Guest puzzler Stanislav Volkov, Centre for Mathematical Sciences at Lund University, sets a puzzle about a speeding random walk:
For n = 1, 2, … let Xn = ±n with equal probabilities and assume that Xns are independent. Define a “speeding” random walk by S0 = 0 and Sn = X1 + X2 + … + Xn (note that if Xn were ±1 then it would be the ordinary, simple, symmetric random walk). A possible path for this random walk, starting from 0, would be 0, 1, 3, 0, 4, 9, 15, 8, ….
The Question:
Is the random walk Sn recurrent or transient (in the usual sense)?
Send us your solution by March 15, 2022.
Solution to Puzzle 36
Problem Corner Editor Anirban DasGupta writes on the previous puzzle:
For part (a), trivially, $\frac{X+1}{n+2}$ is the posterior mean of $p$ against the $U[0,1]$ prior, and this is the only Beta prior for which $\frac{X+1}{n+2}$ is the posterior mean.
Recall now that for a general prior distribution $G$, the posterior mean of $p$ equals
\[ \delta (x) = \frac{\int p^{x+1}\,(1-p)^{n-x}\,dG(p)}{
\int p^{x}\,(1-p)^{n-x}\,dG(p)}, \]
and hence depends only on the first $n+1$ moments of $G$. Hence, for any prior distribution $G$ whose first three moments are equal to those of the $U[0,1]$ distribution produces the posterior mean $\frac{X+1}{n+2}$ for $p$. Simple examples are finitely supported priors $G$, with support on four suitable points. This handles part (b).

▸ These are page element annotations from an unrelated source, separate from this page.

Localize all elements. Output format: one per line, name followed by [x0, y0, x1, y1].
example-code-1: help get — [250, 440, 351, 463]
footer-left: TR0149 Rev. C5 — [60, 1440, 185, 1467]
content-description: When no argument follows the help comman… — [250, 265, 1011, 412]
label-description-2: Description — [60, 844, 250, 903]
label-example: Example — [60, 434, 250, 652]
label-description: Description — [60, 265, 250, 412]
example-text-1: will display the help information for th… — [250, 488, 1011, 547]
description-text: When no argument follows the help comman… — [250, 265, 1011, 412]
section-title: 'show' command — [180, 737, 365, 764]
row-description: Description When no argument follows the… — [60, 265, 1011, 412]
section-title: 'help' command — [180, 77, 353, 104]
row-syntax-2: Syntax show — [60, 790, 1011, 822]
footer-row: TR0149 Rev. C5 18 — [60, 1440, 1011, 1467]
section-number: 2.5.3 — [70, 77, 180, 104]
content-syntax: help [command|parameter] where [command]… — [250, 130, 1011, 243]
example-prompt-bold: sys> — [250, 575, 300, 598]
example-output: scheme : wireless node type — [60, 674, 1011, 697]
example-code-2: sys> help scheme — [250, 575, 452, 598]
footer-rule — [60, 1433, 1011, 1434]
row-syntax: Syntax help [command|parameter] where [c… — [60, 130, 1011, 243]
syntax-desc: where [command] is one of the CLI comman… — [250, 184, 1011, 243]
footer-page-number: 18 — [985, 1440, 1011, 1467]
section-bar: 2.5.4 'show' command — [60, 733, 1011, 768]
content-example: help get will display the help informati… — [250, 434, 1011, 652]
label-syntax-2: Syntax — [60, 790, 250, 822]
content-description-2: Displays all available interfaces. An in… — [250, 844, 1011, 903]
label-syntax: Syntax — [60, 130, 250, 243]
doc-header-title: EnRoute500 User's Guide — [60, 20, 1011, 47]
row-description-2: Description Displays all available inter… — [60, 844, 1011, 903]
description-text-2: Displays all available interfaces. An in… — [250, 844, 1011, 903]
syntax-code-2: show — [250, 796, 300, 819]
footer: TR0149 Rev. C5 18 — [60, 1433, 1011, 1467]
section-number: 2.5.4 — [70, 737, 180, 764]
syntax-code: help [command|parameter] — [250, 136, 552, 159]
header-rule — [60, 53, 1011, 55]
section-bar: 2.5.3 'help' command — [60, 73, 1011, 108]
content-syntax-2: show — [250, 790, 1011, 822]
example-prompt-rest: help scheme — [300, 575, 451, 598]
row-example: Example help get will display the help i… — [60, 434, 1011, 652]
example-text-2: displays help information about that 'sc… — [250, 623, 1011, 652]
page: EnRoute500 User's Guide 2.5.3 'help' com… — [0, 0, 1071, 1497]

For part (c), first note that if we denote the marginal density of $\bar{X}$ with respect to a given prior $G$ on $\mu $ as $m(\bar{X}) = m_G(\bar{X})$, then the posterior mean admits the formula
\[ \delta (\bar{x}) = \bar{x} + \frac{1}{n}\, \frac{m'(\bar{x})}{m(\bar{x})}. \]
Thus, if a given estimator $\delta(\bar{x})$ is the posterior mean against two different priors $G, H$, then one gets that
\[ \frac{m_G'(\bar{x})}{m_G(\bar{x})} = \frac{m_H'(\bar{x})}{m_H(\bar{x})}, \]
which would give that for some positive constant $c, m_H(\bar{x}) =c\,m_G(\bar{x})$, and $c$ must be equal to $1$. Now, note that since $m_G, m_H$ are Gaussian convolution densities, if $m_H = m_G$, then $G = H$ as measures. This handles part (c).